The Constitutional Court has instructed Itereleng Bakgatla Mineral Resources Pty Ltd (IBMR) to exhaust negotiations with Lesetlheng villagers as prescribed by section 54 of the Mineral and Petroleum Resources Development Act before applying for an interdict against community members to stop them from interfering with mining activities.
IBMR owns the mining rights to the Wilgespruit farm in the North West which is at the centre of a David vs Goliath dispute that ensued in 2008.
In 2003 Bakgatla-Ba-Kgafela community registered IBMR for the purpose of obtaining a prospecting permit and was awarded the permit in 2004, under the Mineral and Petroleum Resources Development Act (MPRDA).
On May 9 2008 IBMR was granted mining rights to the Pilanesberg Platinum Mine. Before being granted the mining rights, the company alleges that it convened a meeting with the Lesetlheng community – a constituent of the Bakgatla community – and agreed to enter a surface lease agreement with them.
Even with this alleged surface lease agreement in place, the community used the farm, peacefully and undisturbed, predominantly for crop farming and sometimes livestock farming to sustain their livelihoods.
The peace came to a sudden halt when IBMR ceded the mining rights to Pilanesberg Platinum Mine (PPM).
In 2014 PPM was accused by community members of erecting fencing on portions of the farm, and engaging in extensive de-bushing of the vegetation on the farm and excavation of the soil in preparation for mining.

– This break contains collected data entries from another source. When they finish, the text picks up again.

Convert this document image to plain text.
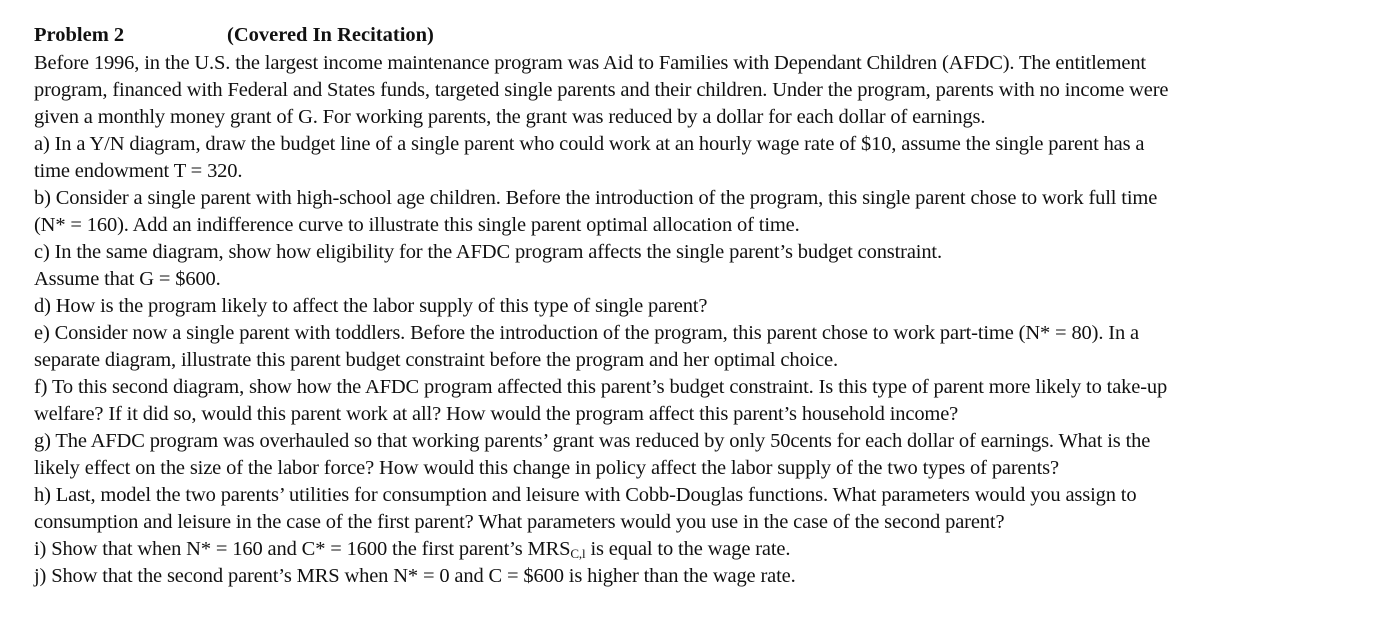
Problem 2	(Covered In Recitation)
Before 1996, in the U.S. the largest income maintenance program was Aid to Families with Dependant Children (AFDC). The entitlement
program, financed with Federal and States funds, targeted single parents and their children. Under the program, parents with no income were
given a monthly money grant of G. For working parents, the grant was reduced by a dollar for each dollar of earnings.
a) In a Y/N diagram, draw the budget line of a single parent who could work at an hourly wage rate of $10, assume the single parent has a
time endowment T = 320.
b) Consider a single parent with high-school age children. Before the introduction of the program, this single parent chose to work full time
(N* = 160). Add an indifference curve to illustrate this single parent optimal allocation of time.
c) In the same diagram, show how eligibility for the AFDC program affects the single parent’s budget constraint.
Assume that G = $600.
d) How is the program likely to affect the labor supply of this type of single parent?
e) Consider now a single parent with toddlers. Before the introduction of the program, this parent chose to work part-time (N* = 80). In a
separate diagram, illustrate this parent budget constraint before the program and her optimal choice.
f) To this second diagram, show how the AFDC program affected this parent’s budget constraint. Is this type of parent more likely to take-up
welfare? If it did so, would this parent work at all? How would the program affect this parent’s household income?
g) The AFDC program was overhauled so that working parents’ grant was reduced by only 50cents for each dollar of earnings. What is the
likely effect on the size of the labor force? How would this change in policy affect the labor supply of the two types of parents?
h) Last, model the two parents’ utilities for consumption and leisure with Cobb-Douglas functions. What parameters would you assign to
consumption and leisure in the case of the first parent? What parameters would you use in the case of the second parent?
i) Show that when N* = 160 and C* = 1600 the first parent’s $MRS_{C,l}$ is equal to the wage rate.
j) Show that the second parent’s MRS when N* = 0 and C = $600 is higher than the wage rate.
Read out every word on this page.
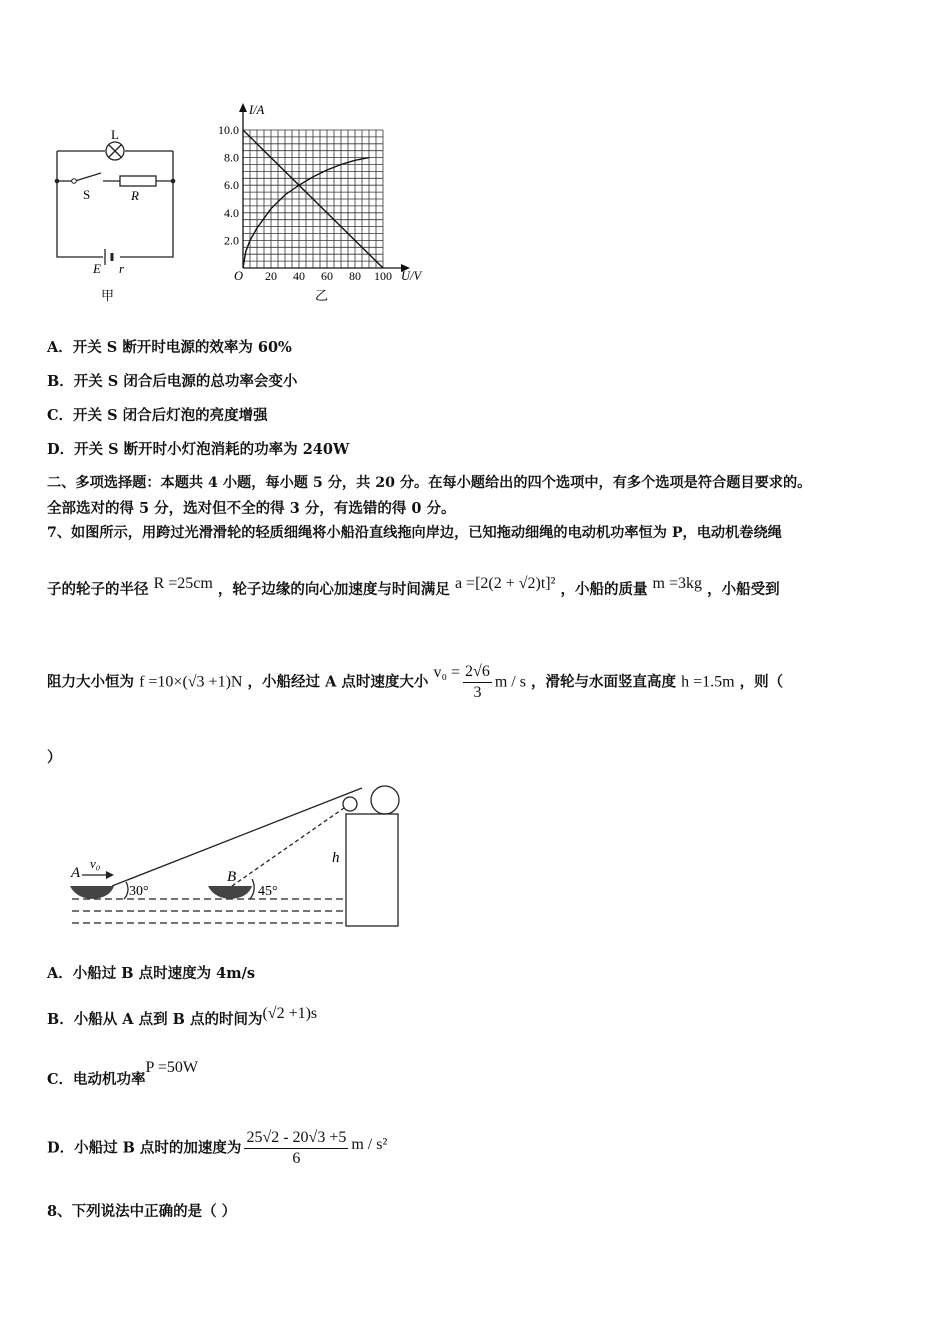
L
S	R
E r
甲
2.0
4.0
6.0
8.0
10.0
20 40 60 80 100
I/A
U/V
O
乙
A．开关 S 断开时电源的效率为 60%
B．开关 S 闭合后电源的总功率会变小
C．开关 S 闭合后灯泡的亮度增强
D．开关 S 断开时小灯泡消耗的功率为 240W
二、多项选择题：本题共 4 小题，每小题 5 分，共 20 分。在每小题给出的四个选项中，有多个选项是符合题目要求的。
全部选对的得 5 分，选对但不全的得 3 分，有选错的得 0 分。
7、如图所示，用跨过光滑滑轮的轻质细绳将小船沿直线拖向岸边，已知拖动细绳的电动机功率恒为 P，电动机卷绕绳
子的轮子的半径 R =25cm ，轮子边缘的向心加速度与时间满足 a =[2(2 + √2)t]² ，小船的质量 m =3kg ，小船受到
阻力大小恒为 f =10×(√3 +1)N ，小船经过 A 点时速度大小 $v_0 = \frac{2√6}{3}$ m / s ，滑轮与水面竖直高度 h =1.5m ，则（
）
A
v₀
30°
B
45°
h
A．小船过 B 点时速度为 4m/s
B．小船从 A 点到 B 点的时间为(√2 +1)s
C．电动机功率P =50W
D．小船过 B 点时的加速度为 $\frac{25√2 - 20√3 +5}{6}$ m / s²
8、下列说法中正确的是（ ）
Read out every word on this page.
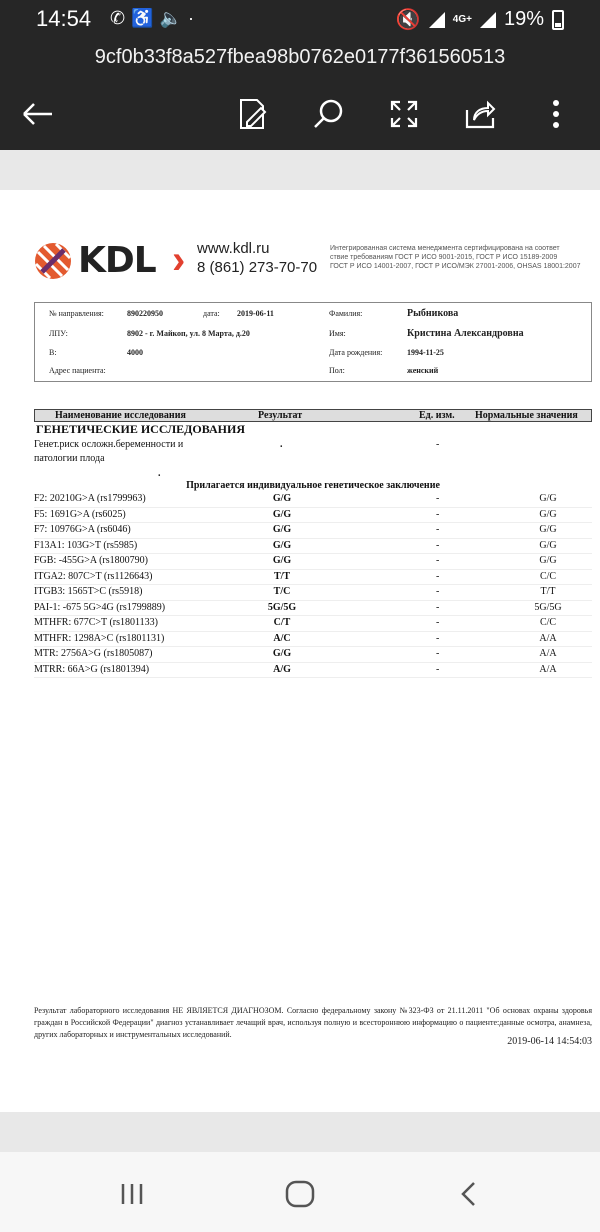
14:54 ✆♿🔈·	🔇	4G+ 19%
9cf0b33f8a527fbea98b0762e0177f361560513
KDL › www.kdl.ru
8 (861) 273-70-70
Интегрированная система менеджмента сертифицирована на соответ
ствие требованиям ГОСТ Р ИСО 9001-2015, ГОСТ Р ИСО 15189-2009
ГОСТ Р ИСО 14001-2007, ГОСТ Р ИСО/МЭК 27001-2006, OHSAS 18001:2007
№ направления:	890220950	дата: 2019-06-11
ЛПУ:	8902 - г. Майкоп, ул. 8 Марта, д.20
В:	4000
Адрес пациента:
Фамилия:	Рыбникова
Имя:	Кристина Александровна
Дата рождения:	1994-11-25
Пол:	женский
Наименование исследования	Результат	Ед. изм. Нормальные значения
ГЕНЕТИЧЕСКИЕ ИССЛЕДОВАНИЯ
Генет.риск осложн.беременности и
патологии плода
.	-
.
Прилагается индивидуальное генетическое заключение
F2: 20210G>A (rs1799963)	G/G	-	G/G
F5: 1691G>A (rs6025)	G/G	-	G/G
F7: 10976G>A (rs6046)	G/G	-	G/G
F13A1: 103G>T (rs5985)	G/G	-	G/G
FGB: -455G>A (rs1800790)	G/G	-	G/G
ITGA2: 807C>T (rs1126643)	T/T	-	C/C
ITGB3: 1565T>C (rs5918)	T/C	-	T/T
PAI-1: -675 5G>4G (rs1799889)	5G/5G	-	5G/5G
MTHFR: 677C>T (rs1801133)	C/T	-	C/C
MTHFR: 1298A>C (rs1801131)	A/C	-	A/A
MTR: 2756A>G (rs1805087)	G/G	-	A/A
MTRR: 66A>G (rs1801394)	A/G	-	A/A
Результат лабораторного исследования НЕ ЯВЛЯЕТСЯ ДИАГНОЗОМ. Согласно федеральному закону №323-ФЗ от 21.11.2011 "Об основах охраны здоровья граждан в Российской Федерации" диагноз устанавливает лечащий врач, используя полную и всестороннюю информацию о пациенте:данные осмотра, анамнеза, других лабораторных и инструментальных исследований.
2019-06-14 14:54:03
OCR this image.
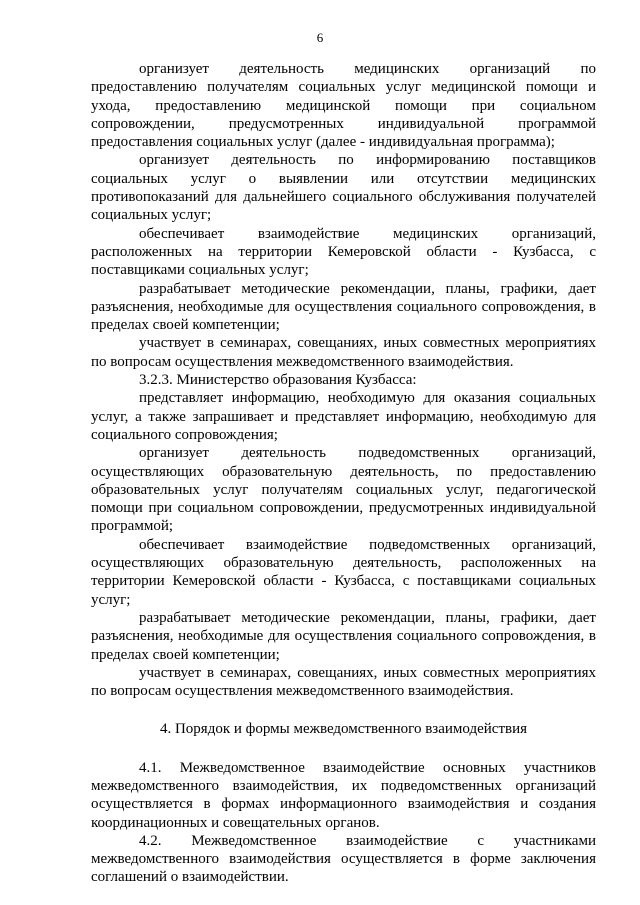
6

организует деятельность медицинских организаций по предоставлению получателям социальных услуг медицинской помощи и ухода, предоставлению медицинской помощи при социальном сопровождении, предусмотренных индивидуальной программой предоставления социальных услуг (далее - индивидуальная программа);

организует деятельность по информированию поставщиков социальных услуг о выявлении или отсутствии медицинских противопоказаний для дальнейшего социального обслуживания получателей социальных услуг;

обеспечивает взаимодействие медицинских организаций, расположенных на территории Кемеровской области - Кузбасса, с поставщиками социальных услуг;

разрабатывает методические рекомендации, планы, графики, дает разъяснения, необходимые для осуществления социального сопровождения, в пределах своей компетенции;

участвует в семинарах, совещаниях, иных совместных мероприятиях по вопросам осуществления межведомственного взаимодействия.

3.2.3. Министерство образования Кузбасса:

представляет информацию, необходимую для оказания социальных услуг, а также запрашивает и представляет информацию, необходимую для социального сопровождения;

организует деятельность подведомственных организаций, осуществляющих образовательную деятельность, по предоставлению образовательных услуг получателям социальных услуг, педагогической помощи при социальном сопровождении, предусмотренных индивидуальной программой;

обеспечивает взаимодействие подведомственных организаций, осуществляющих образовательную деятельность, расположенных на территории Кемеровской области - Кузбасса, с поставщиками социальных услуг;

разрабатывает методические рекомендации, планы, графики, дает разъяснения, необходимые для осуществления социального сопровождения, в пределах своей компетенции;

участвует в семинарах, совещаниях, иных совместных мероприятиях по вопросам осуществления межведомственного взаимодействия.

4. Порядок и формы межведомственного взаимодействия

4.1. Межведомственное взаимодействие основных участников межведомственного взаимодействия, их подведомственных организаций осуществляется в формах информационного взаимодействия и создания координационных и совещательных органов.

4.2. Межведомственное взаимодействие с участниками межведомственного взаимодействия осуществляется в форме заключения соглашений о взаимодействии.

A dispute then ensued between the mining company and the community farming the land leading to PPM approaching the High Court of South Africa’s North West division to request an urgent interdict to evict the 13 families from the disputed land.
The Lesethleng community, represented by the Land and Housing Unit of Lawyers for Human Rights, challenged the decision as they claimed that they were the rightful owners of the farm having purchased the Wilgespruit farm (locally referred to as “Modimo Mmalo”) over a century ago in 1919.
Their lawyers argued that in spite of being the true purchasers, the community could not be registered as the owners of the land at that time because of the discriminatory racial laws and policies.
In Thursday’s Constitutional Court judgment, the Lesethleng community argued that the court should not grant the urgent interdict as “they are the true owners of the land, they were not properly consulted before the mining rights were awarded/the surface lease was signed and/or mining commenced.”
In a unanimous judgment read out by acting Judge Justice Petse, the Constitutional Court held that it is settled law that all other satisfactory remedies must be exhausted before an interdict can be applied for.
“Section 54 of the MPRDA provides for a speedy mechanism to resolve disputes between landowners or lawful occupants and mining rights holders when the former prevents the later from commencing with mining,” said Petse.
The North West High Court’s order was set aside and was substituted with an order dismissing the respondent’s application for an eviction with costs.